WIND has responded to perennial complaints by investors by cranking out needed press releases, surely to everyone’s delight except those idiots that must have thought the stock was in for another follow-the-pattern fall after jumping to $50 following entry to the S&P 400. Short interest increased 67% in September, which must now be providing added fuel for recent advances.

But the main catalyst for the strength in WIND stock price is the press releases themselves, and some much more than others.

For example, the TMS 2.0 release excites me because the new product extends to Layer 3, and this opens the door for an enormous amount of network intelligence, virtually a difference in kind. A complete set of Layer 3 network software tools obviously is a major reason why WIND has been anointed by every player in the raging intelligent network processor space.

Does the Street see this?

I thought that the release was crafted very well, people are starting to get the message that Networking is being "commoditized" in a similar fashion to how the PC was commoditized (i.e. a chip maker and a software provider). At least that's how I see it.

Would you agree with this Allen?


I got this email yesterday from a buy-side analyst for a $1.5 Billion fund. The fund has been happily building up its position in WIND from the recent low $30s. The good news is some analysts really can get the picture, and are prepared to put their money where their brains are. BTW, I don’t have to tell you how I responded to his question.

Today’s Tornado for I2O 2.0 release is what I have been waiting for for months. Please try to understand how big this is. An off-loaded TCP/IP stack is what the data-swamped IT community needs. That the offload is both intelligent and based on the open I2O spec is awesome. This opens the door for a Lego Block approach to scaling servers through appliance-like add-ons. Imagine a Linux box with a multi-port, off-loaded NIC also housing I2O-based RAID (iRAID). This appliance could live life as a network storage beast capable of handling Gigabit LAN speeds extremely reliably, at a fraction of the cost of existing network storage solutions. It could be a screaming web server. Or, it could open up whole new categories of appliances. The device could intelligently store, compress, decompress, encrypt, perform intrusion detection, all on the fly without bothering the host Linux system – through vertical applications running on the I/O devices.

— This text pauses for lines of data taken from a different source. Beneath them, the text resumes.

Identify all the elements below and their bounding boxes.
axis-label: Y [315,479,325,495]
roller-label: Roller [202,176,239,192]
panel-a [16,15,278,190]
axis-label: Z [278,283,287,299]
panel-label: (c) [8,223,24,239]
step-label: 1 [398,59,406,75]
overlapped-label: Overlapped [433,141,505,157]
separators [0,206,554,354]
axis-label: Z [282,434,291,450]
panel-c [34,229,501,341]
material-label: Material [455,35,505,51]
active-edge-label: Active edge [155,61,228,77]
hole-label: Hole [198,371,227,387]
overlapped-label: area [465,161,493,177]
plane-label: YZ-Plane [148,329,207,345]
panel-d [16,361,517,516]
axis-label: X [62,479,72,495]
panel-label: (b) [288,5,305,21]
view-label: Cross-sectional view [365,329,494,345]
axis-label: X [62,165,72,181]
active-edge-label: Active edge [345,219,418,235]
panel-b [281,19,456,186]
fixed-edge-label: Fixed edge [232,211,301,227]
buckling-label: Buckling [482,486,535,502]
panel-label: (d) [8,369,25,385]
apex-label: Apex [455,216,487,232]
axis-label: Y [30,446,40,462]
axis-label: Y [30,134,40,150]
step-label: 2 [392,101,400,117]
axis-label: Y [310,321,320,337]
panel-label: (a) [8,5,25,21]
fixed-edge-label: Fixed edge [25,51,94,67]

It’s the peer-to-peer possibilities (in which any two I/O peripherals essentially can talk directly together without bothering the host CPU) that excites me as much as anything. This leads to my Lego Block analogy. For example, add an IXP 1200 network processor (which is I2O compliant) to the intelligent, multi-ported NIC and you end up with a $40,000 switch for peanuts.

We won't have to wait long for these technologically disruptive products to hit the street. Intel's slowing PC-based business must be providing all the impetus needed to get I2O building blocks and complete products to market fast.

If the buy-side analyst thought TMS 2.0 alone would commoditize the network equipment space, what will he think when he realizes what it means when these technologies work together. I can't wait to tell him.